Area preserving transformation in a higher dimensional space is unitary.

Question

In $\mathbb{R}^3$, a linear operator $Q:\mathbb{R}^3 \to \mathbb{R}^3$ preserves the area of parallelograms: that is, given $x,y\in \mathbb{R}^3$, the area of a parallelogram formed by $x$ and $y$ is the same as the area of a parallelogram formed by $Qx$ and $Qy$. Show that $Q$ must be unitary (that is, $Q^T Q=I$, where $I$ is the identity.)

This is from Shilov's Linear Algebra, Chapter $8$, exercise $32$. I am self-studying and trying to do some exercises but I'm really stumped on this one. I don't even know how to show the hint given: to show that $Q$ must preserve right angles: if $(x,y)=0$, then $(Qx,Qy)=0$ also (where $(\dot{},\dot{})$ means dot product).

Answer 1

Hint : Area of parallelogram $\Delta = \|x\| \|y\| \sin \theta $, where $\theta $ is angle between the two vectors $\theta = \cos^{-1} \dfrac{x^T y}{\|x\| \|y\|}$

Answer 2

Hint: In $\Bbb R^3$, the area of the parallelogram is given by $\| x \times y \| = \|x\|\|y\| \sin \theta$, where $\theta$ is the angle between $x$ and $y$ and $\times$ denotes the cross product. Use Lagrange's identity: $$\|x\|^2\|y\|^2 - (x,y)^2 = \|x \times y \|^2 \\ \|x\|^2\|y\|^2 - (x,y)^2 = \|x\|^2\|y\|^2 \sin^2 \theta$$ where $\theta$ is the angle between $x$ and $y$. Also, by hypothesis, we have $$\|x\|\|y\|\sin \theta = \|Qx\|\|Qy\| \sin \varphi$$ where $\varphi$ is the angle between $Qx$ and $Qy$. Repeating Lagrange's identity, we get: $$\|Qx\|^2\|Qy\|^2 - (Qx,Qy)^2 = \|Qx\|^2\|Qy\|^2\sin^2 \varphi$$Suppose $(x,y) = 0$. Joining everything, we get: $$\|x\|^2\|y\|^2 = \|Qx\|^2\|Qy\|^2 - (Qx,Qy)^2$$ Try to do something to conclude that $(Qx,Qy) = 0$, for starters. I'm thinking about the problem, and if I come up with something else, I'll edit the answer here.

Answer 3

Rather than using the Lagrange identity for the area of a parallelogram and doing the algebraic work (often unsuccessfully), one could look at which transformations preserve the areas: rotations, reflections (unitary transformations) and those that don't: shear, scaling, projections.

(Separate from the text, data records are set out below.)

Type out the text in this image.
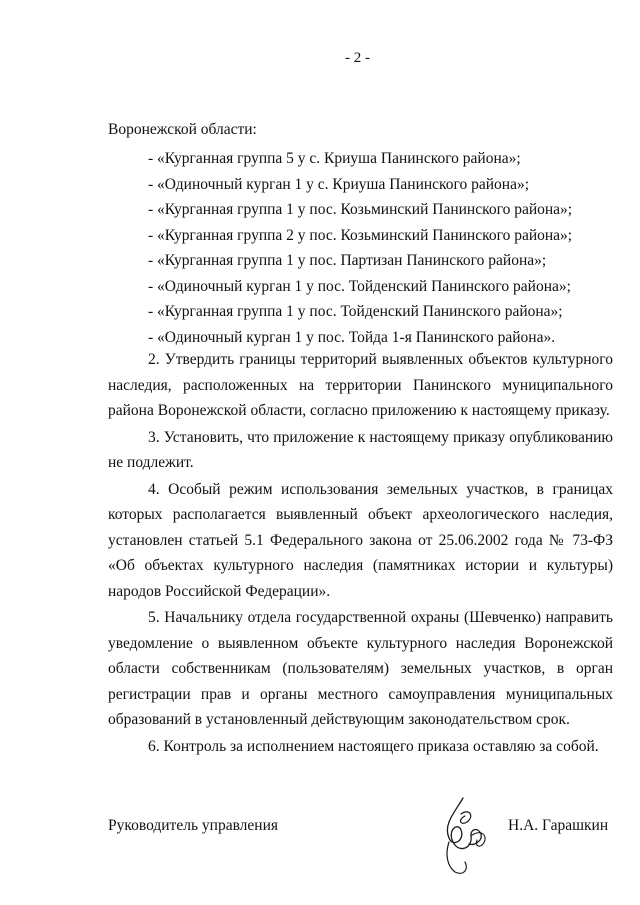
- 2 -
Воронежской области:
- «Курганная группа 5 у с. Криуша Панинского района»;
- «Одиночный курган 1 у с. Криуша Панинского района»;
- «Курганная группа 1 у пос. Козьминский Панинского района»;
- «Курганная группа 2 у пос. Козьминский Панинского района»;
- «Курганная группа 1 у пос. Партизан Панинского района»;
- «Одиночный курган 1 у пос. Тойденский Панинского района»;
- «Курганная группа 1 у пос. Тойденский Панинского района»;
- «Одиночный курган 1 у пос. Тойда 1-я Панинского района».

2. Утвердить границы территорий выявленных объектов культурного наследия, расположенных на территории Панинского муниципального района Воронежской области, согласно приложению к настоящему приказу.

3. Установить, что приложение к настоящему приказу опубликованию не подлежит.

4. Особый режим использования земельных участков, в границах которых располагается выявленный объект археологического наследия, установлен статьей 5.1 Федерального закона от 25.06.2002 года № 73-ФЗ «Об объектах культурного наследия (памятниках истории и культуры) народов Российской Федерации».

5. Начальнику отдела государственной охраны (Шевченко) направить уведомление о выявленном объекте культурного наследия Воронежской области собственникам (пользователям) земельных участков, в орган регистрации прав и органы местного самоуправления муниципальных образований в установленный действующим законодательством срок.

6. Контроль за исполнением настоящего приказа оставляю за собой.

Руководитель управления	Н.А. Гарашкин
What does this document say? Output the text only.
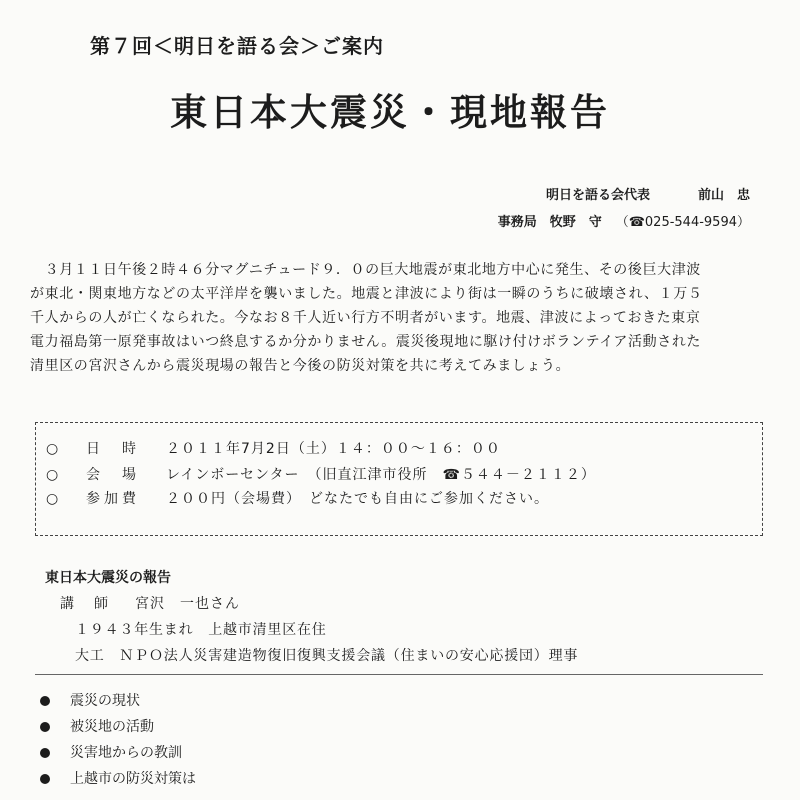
第７回＜明日を語る会＞ご案内
東日本大震災・現地報告
明日を語る会代表	前山　忠
事務局　牧野　守 （☎025-544-9594）

　３月１１日午後２時４６分マグニチュード９．０の巨大地震が東北地方中心に発生、その後巨大津波

が東北・関東地方などの太平洋岸を襲いました。地震と津波により街は一瞬のうちに破壊され、１万５

千人からの人が亡くなられた。今なお８千人近い行方不明者がいます。地震、津波によっておきた東京

電力福島第一原発事故はいつ終息するか分かりません。震災後現地に駆け付けボランテイア活動された

清里区の宮沢さんから震災現場の報告と今後の防災対策を共に考えてみましょう。

○	日　時	２０１１年7月2日（土）１４：００～１６：００
○	会　場	レインボーセンター　（旧直江津市役所　☎５４４－２１１２）
○	参加費	２００円（会場費）　どなたでも自由にご参加ください。
東日本大震災の報告
講　師 宮沢　一也さん
１９４３年生まれ　上越市清里区在住
大工　ＮＰＯ法人災害建造物復旧復興支援会議（住まいの安心応援団）理事
震災の現状
被災地の活動
災害地からの教訓
上越市の防災対策は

Let's use the singular value decomposition $Q=UDV^*$, where U and V are unitary matrices and D is a diagonal matrix with nonnegative elements representing a non-uniform scaling. For Q to be area-preserving D has to be the identity matrix, and so Q -- unitary as a product of unitary matrices.

Answer 4

"one could look at which transformations preserve the areas: rotations, reflections (unitary transformations) and those that don't: shear, scaling, projections." (quoted from rych)

Shears preserve areas. The area of a rectangle/parallelogram is the base times the height, no matter how it is sheared parallel to its side.